National Women and Girls HIV Awareness Day was this past Saturday, March 10th and a new research study has served as a wake up call for a community that might have gone too far. The Center for Disease Control now estimates that 1 out of every 32 black women will be infected with HIV during her lifetime. Although black women represent only 14 percent of the US female population, they constitute 66 percent of all new HIV infections. The infection rates of black women in the United States rival those in the Congo and Kenya.
After hearing about this alarming study and realizing that I have daughters that I have to protect, my mind starting racing. I thought about the things I’ve observed after countless conversations with other black men and interacting with black women in the dating pool. I also thought about what I’ve read and analyzed as a social commentator and scholar, thus coming to these conclusions:
1) We must take a serious look at the prison industrial complex: The war on drugs sent hundreds of thousands of black men to prison for long periods of time. This dramatic move was no less devastating to the black family ecosystem than removing an entire species from the animal kingdom. Women have fewer men to marry, the children of these men grow up without fathers, and men come out of prison without the ability to provide for a family. Additionally, the fact that we’ve decided to make prison rape into some kind of joke at cocktail parties means that many lives are lost when women are infected by the men for whom they’ve been waiting.
2) Too many black men don’t go to the doctor: A scholar reached out to me stating that he does research on heterosexual black men (not just the downlow brothers that Oprah likes to talk about). The researcher took a random test for Chlamydia at a local barbershop. During the test, it was determined that nearly half (45%) of these men were infected with the disease, and none of them knew they were infected. In a world where mass media encourages black men to have sex with anything that moves, it’s frightening that there are men who’ve literally slept with 5 or 10 women per year for the last several years and have never taken an HIV test.
3) Most of the women in the study didn’t know their own status or that of their partners: It was bad enough when many men began teaching each other to be irresponsible in their sexual choices. Things got worse when women started to behave like men. While we can continue scapegoating gay and heterosexual men for the problems with the spread of HIV, many of our so-called “good Christian black girls” are “gettin it in” in their own little sexual revolution. Not that sex is a bad thing, but many of these women have been led to believe that you can do whatever you want and are completely safe as long as you wear a condom. So, the next time you share your body with the guy who swoons you with smooth words and nice smile, remember that there may be hundreds of other women who’ve shared the same man.
4) Many African Americans are delaying or walking away from marriage: I am not here to thump a bible and promote the values of marriage, for we’ve all seen the tragedy and financial devastation that occurs during divorce. But the deterioration of the black family has occurred largely because many of us don’t know the first thing about what it takes to keep a marriage together. The answer does NOT lie in a damn Steve Harvey book (the last thing we need is for women to start thinking like men).

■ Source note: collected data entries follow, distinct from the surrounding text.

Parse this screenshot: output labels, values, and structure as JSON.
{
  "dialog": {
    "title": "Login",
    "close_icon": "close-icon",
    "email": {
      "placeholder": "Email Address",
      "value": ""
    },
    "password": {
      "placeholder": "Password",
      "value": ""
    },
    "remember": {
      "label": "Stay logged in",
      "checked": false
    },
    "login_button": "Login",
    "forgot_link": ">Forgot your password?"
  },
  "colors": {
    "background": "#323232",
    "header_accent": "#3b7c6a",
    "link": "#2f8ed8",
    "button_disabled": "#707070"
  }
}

Without judging one way or the other, the fact remains that when people get married, they usually have sex with fewer partners than they did when they were single. So, the 30-something year old black woman who might have focused all of her energy on one man suddenly finds herself going through 2 or 3 guys per year and promptly ends up on the wrong end of an STD exam. It happens regularly, but this quiet epidemic is hardly something that any of these women would advertise on the six o’clock news.

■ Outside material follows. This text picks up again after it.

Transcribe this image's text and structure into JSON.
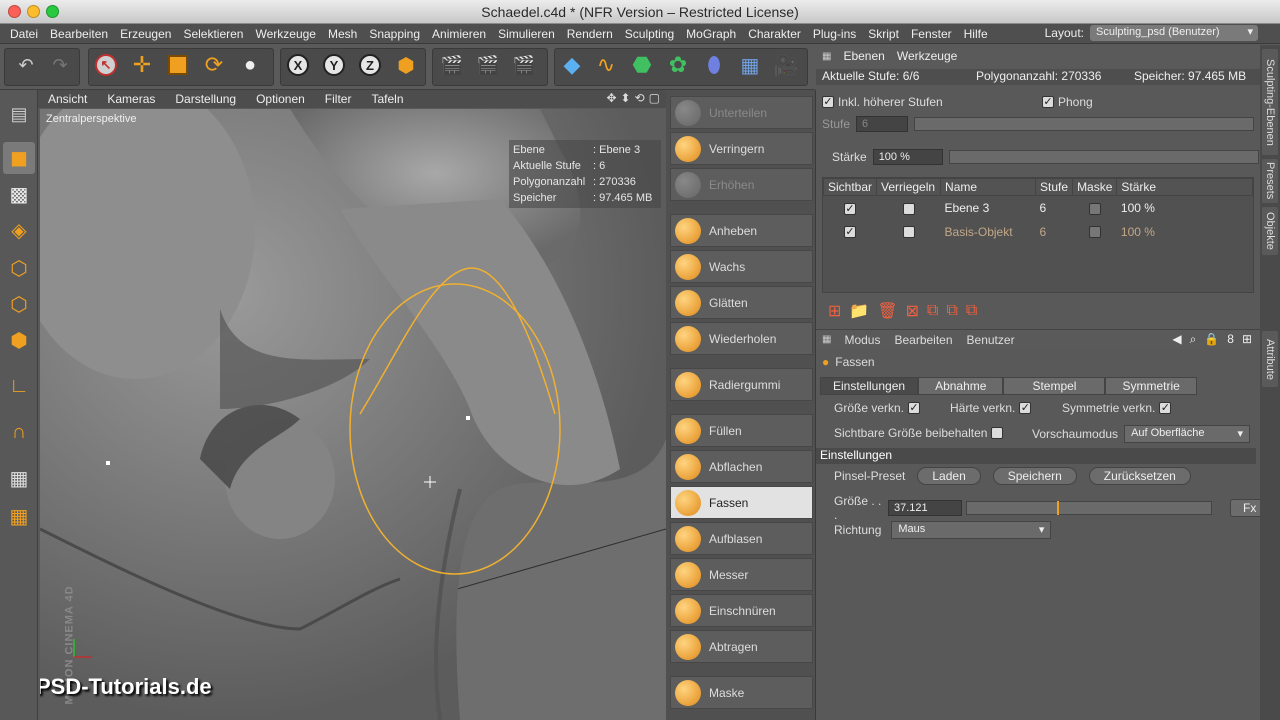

Life would be a lot simpler if every 25-year old black woman was assigned a 42 -year old mentor who could be honest about the consequences of her sexual choices. Unfortunately, sex is like going to the bathroom: Everyone does it, but no one talks about it. We then end up repeating the mistakes of our predecessors.
5) We seem to forget that there are STDs other than HIV: While everyone loves to focus on the deadliest and most highly publicized sexually transmitted disease, HIV, we often forget that there is an equally-alarming rise in the percentage of black folks being diagnosed with Herpes, Gonorrhea, Chlamydia, HPV and Syphilis. So, checking your partner’s HIV status, quite frankly, isn’t enough. The sexually promiscuous person who brags about his/her negative HIV test may be carrying other “goodies” that can be yours for just one drunken night in the sack.

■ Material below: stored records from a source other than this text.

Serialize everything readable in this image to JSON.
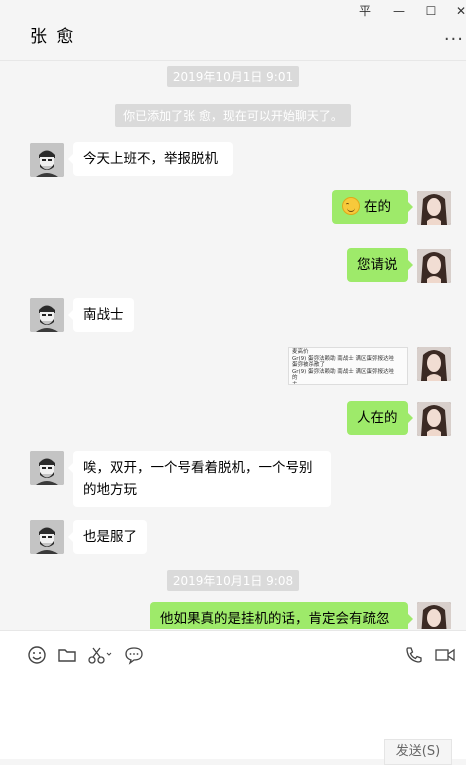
{
  "window": {
    "pin_glyph": "平",
    "minimize_glyph": "—",
    "maximize_glyph": "☐",
    "close_glyph": "✕"
  },
  "chat": {
    "title": "张 愈",
    "more_glyph": "..."
  },
  "messages": {
    "timestamp_1": "2019年10月1日 9:01",
    "system_notice": "你已添加了张 愈，现在可以开始聊天了。",
    "m1_text": "今天上班不，举报脱机",
    "m2_text": "在的",
    "m2_emoji": "smiley-emoji",
    "m3_text": "您请说",
    "m4_text": "南战士",
    "m5_lines": [
      "麦高价",
      "Gr(9)     蛋弥法赖助  南战士   满区蛋弥报达哇",
      "蛋弥被杀散了",
      "Gr(9)     蛋弥法赖助  南战士   满区蛋弥报达哇",
      "  的",
      "  主"
    ],
    "m6_text": "人在的",
    "m7_text": "唉，双开，一个号看着脱机，一个号别的地方玩",
    "m8_text": "也是服了",
    "timestamp_2": "2019年10月1日 9:08",
    "m9_text": "他如果真的是挂机的话，肯定会有疏忽"
  },
  "input": {
    "send_label": "发送(S)",
    "tools": [
      "emoji-icon",
      "folder-icon",
      "scissors-icon",
      "chat-bubble-icon"
    ],
    "right_tools": [
      "phone-icon",
      "video-icon"
    ]
  },
  "colors": {
    "outgoing_bubble": "#9eea6a",
    "incoming_bubble": "#ffffff",
    "background": "#f5f5f5"
  }
}
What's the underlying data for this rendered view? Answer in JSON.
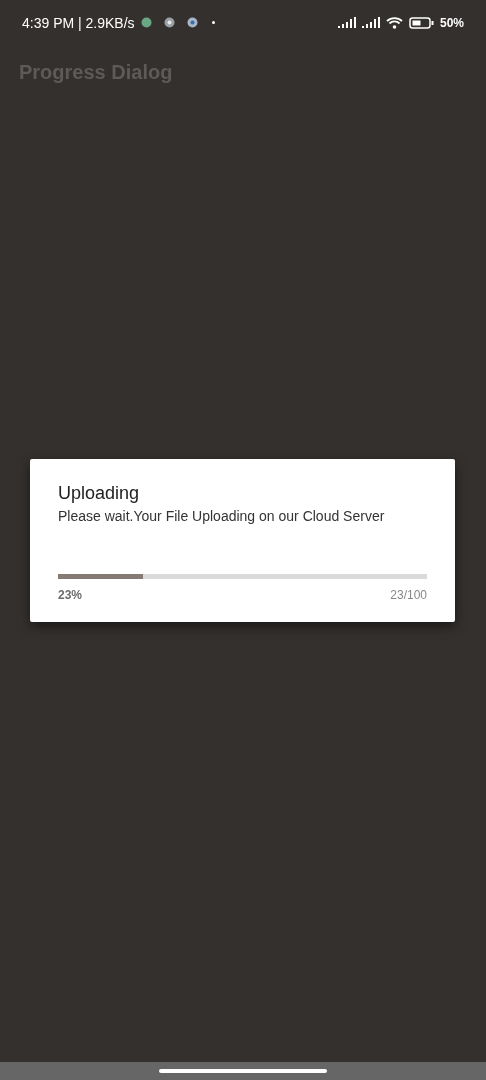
{
  "status_bar": {
    "time": "4:39 PM | 2.9KB/s",
    "battery": "50%"
  },
  "app_bar": {
    "title": "Progress Dialog"
  },
  "dialog": {
    "title": "Uploading",
    "message": "Please wait.Your File Uploading on our Cloud Server",
    "level": 0.23,
    "percent": "23%",
    "count": "23/100"
  }
}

The fact is that sex in America has become dangerous and serious. While getting tested, checking your partner’s status and protecting yourself are incredibly important, this may not be enough. Instead, we must reconsider the systemic, cultural and personal factors that keep us from building sustainable families. We must also think about how these factors encourage us to engage in risky behavior (yes, black men and women are influenced by hip hop artists who brag about having sex with hundreds of women at the same time). There is no such thing as 100% safe sex, so perhaps the old fashioned idea of respecting your body might apply from here on out. Either way, something needs to change, and following the crowd is a great way to end up dead.